Overview of UniPELT: A Unified Framework for Parameter-Efficient LLM Tuning

In the domain of LLM tuning, the paper "UniPELT: A Unified Framework for Parameter-Efficient LLM Tuning" addresses the challenges posed by the increasing size of pre-trained LLMs (PLMs) and the inefficiency of conventional fine-tuning methods. Recent innovations in parameter-efficient LLM tuning (PELT) have allowed researchers to achieve comparable performance to full model fine-tuning with a fraction of the trainable parameters, especially when dealing with limited training data. However, selecting the optimal PELT method for specific tasks remains a significant challenge due to the diverse performance characteristics of various approaches.

To tackle this issue, the authors introduce UniPELT, a framework that integrates multiple PELT methods as submodules within a single system. UniPELT employs a gating mechanism to dynamically activate the submodules that best align with the data or task requirements at hand. This strategy avoids the need for manual model selection and achieves superior performance in different configurations. On the GLUE benchmark, UniPELT demonstrates consistent improvements of 1–4% over the most effective individual PELT method contained within its framework, even outperforming traditional fine-tuning.

Key Findings and Numerical Results

  1. Superior Performance: UniPELT not only surpasses the baseline fine-tuning approach but also outperforms the individual PELT methods used within its framework. This includes surpassing the upper performance limit obtained by using the best submodule individually per task, showcasing the inherent advantage of combining diverse PELT methodologies.
  2. Effective Model Gating: The gating mechanism is pivotal in ensuring that UniPELT selectively activates the most beneficial submodules depending on the task and dataset configuration. This dynamic selection process improves model robustness and accuracy without significant loss in efficiency.
  3. Training Efficiency: UniPELT exhibits considerable training speed enhancements compared to traditional fine-tuning due to its parameter efficiency. With only 0.99–1.26% trainable parameters relative to full fine-tuning, UniPELT achieves faster training times without compromising inference capabilities.

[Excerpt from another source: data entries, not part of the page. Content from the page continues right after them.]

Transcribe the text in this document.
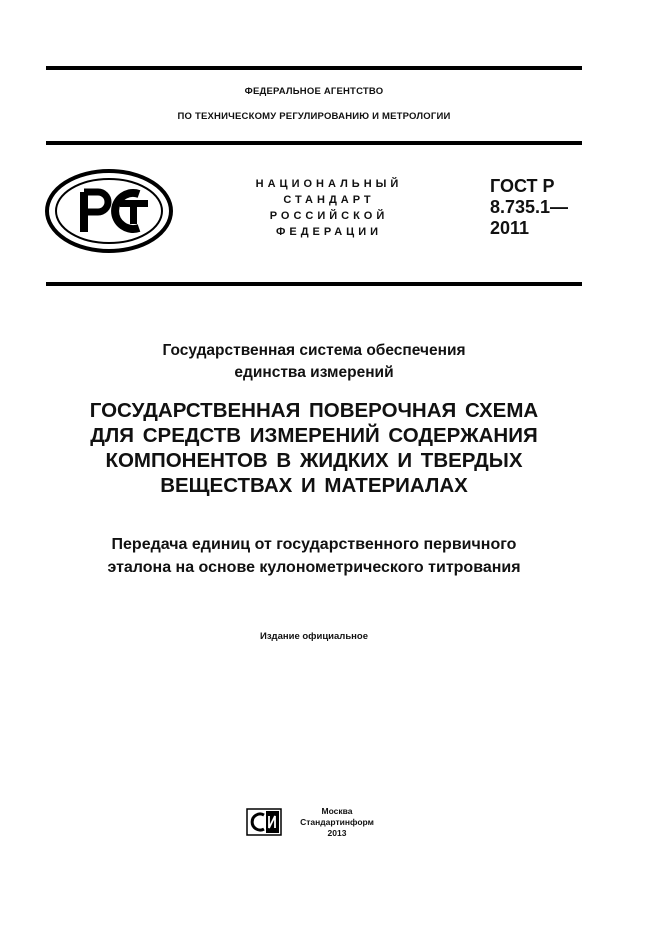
ФЕДЕРАЛЬНОЕ АГЕНТСТВО
ПО ТЕХНИЧЕСКОМУ РЕГУЛИРОВАНИЮ И МЕТРОЛОГИИ
НАЦИОНАЛЬНЫЙ
СТАНДАРТ
РОССИЙСКОЙ
ФЕДЕРАЦИИ
ГОСТ Р
8.735.1—
2011
Государственная система обеспечения
единства измерений
ГОСУДАРСТВЕННАЯ ПОВЕРОЧНАЯ СХЕМА
ДЛЯ СРЕДСТВ ИЗМЕРЕНИЙ СОДЕРЖАНИЯ
КОМПОНЕНТОВ В ЖИДКИХ И ТВЕРДЫХ
ВЕЩЕСТВАХ И МАТЕРИАЛАХ
Передача единиц от государственного первичного
эталона на основе кулонометрического титрования
Издание официальное
Москва
Стандартинформ
2013
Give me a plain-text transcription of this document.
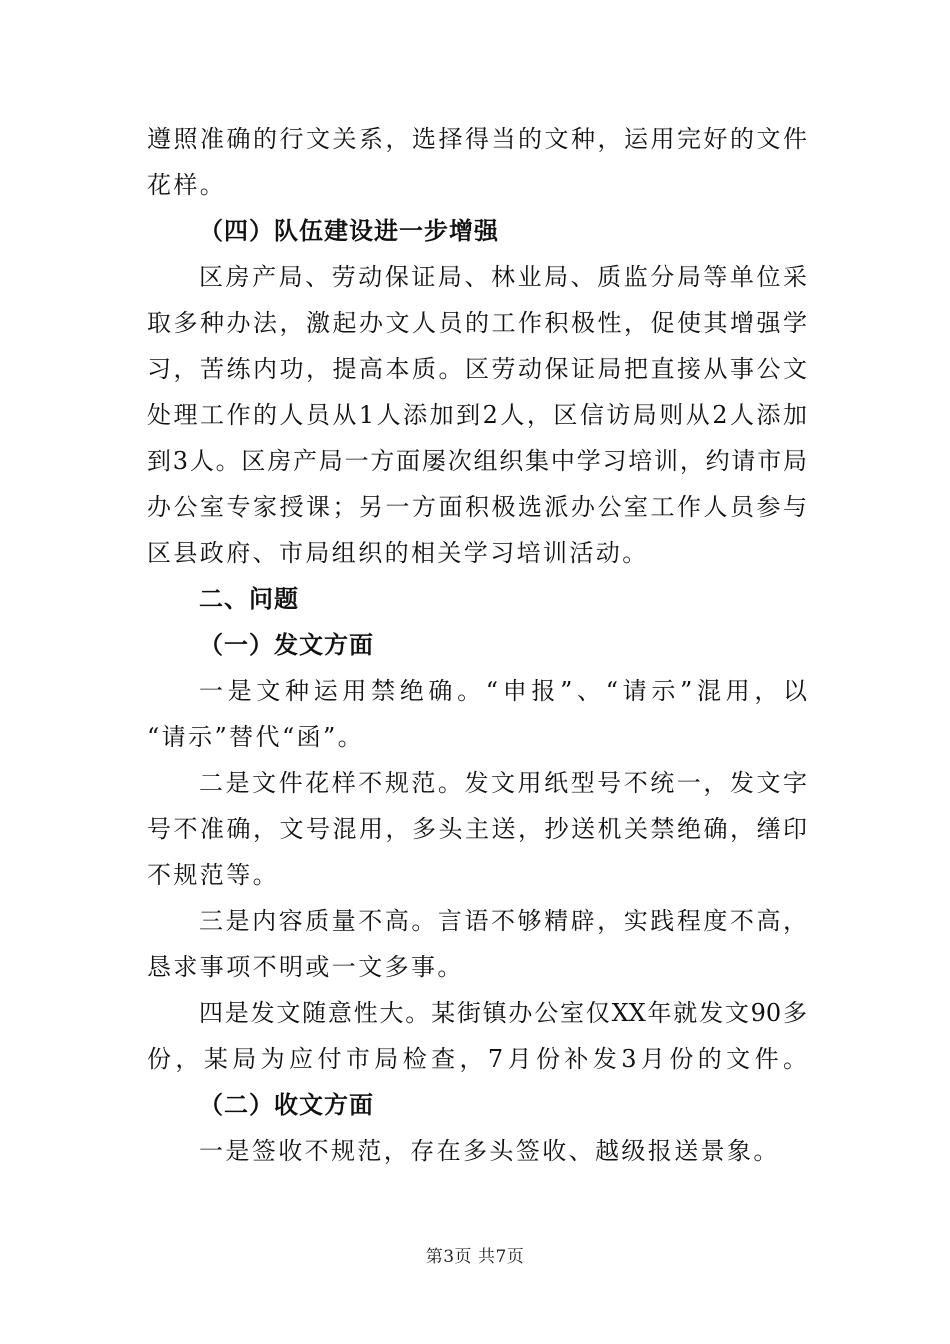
遵照准确的行文关系，选择得当的文种，运用完好的文件
花样。
（四）队伍建设进一步增强
区房产局、劳动保证局、林业局、质监分局等单位采
取多种办法，激起办文人员的工作积极性，促使其增强学
习，苦练内功，提高本质。区劳动保证局把直接从事公文
处理工作的人员从1人添加到2人，区信访局则从2人添加
到3人。区房产局一方面屡次组织集中学习培训，约请市局
办公室专家授课；另一方面积极选派办公室工作人员参与
区县政府、市局组织的相关学习培训活动。
二、问题
（一）发文方面
一是文种运用禁绝确。“申报”、“请示”混用，以
“请示”替代“函”。
二是文件花样不规范。发文用纸型号不统一，发文字
号不准确，文号混用，多头主送，抄送机关禁绝确，缮印
不规范等。
三是内容质量不高。言语不够精辟，实践程度不高，
恳求事项不明或一文多事。
四是发文随意性大。某街镇办公室仅XX年就发文90多
份，某局为应付市局检查，7月份补发3月份的文件。
（二）收文方面
一是签收不规范，存在多头签收、越级报送景象。
第3页 共7页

Practical and Theoretical Implications

The practical advantages of UniPELT lie in its ability to streamline the model tuning process, circumventing the exhaustive and cumbersome task of selecting the best method for each new dataset or specific task scenario. Theoretically, the success of this unified framework hints at the potential of leveraging diverse tuning approaches that interact with different parts of the model architecture. Such interactions may yield compound effects that enhance overall model performance beyond what is possible with single-method approaches.

Future Developments in AI

Given the promising results demonstrated by UniPELT, further exploration into multi-task settings where submodules collaborate at the task level presents a compelling direction for future research. Additionally, understanding the disparities in PELT method effectiveness across various scenarios will enhance our ability to tailor unified frameworks to exploit their strengths more fully.

In conclusion, the paper provides a detailed paper of PELT methods and introduces a robust, versatile framework that enhances the efficiency and efficacy of LLM tuning. UniPELT sets a precedent for future research in developing hybrid tuning methods that adapt dynamically to the ever-evolving landscape of AI tasks and challenges.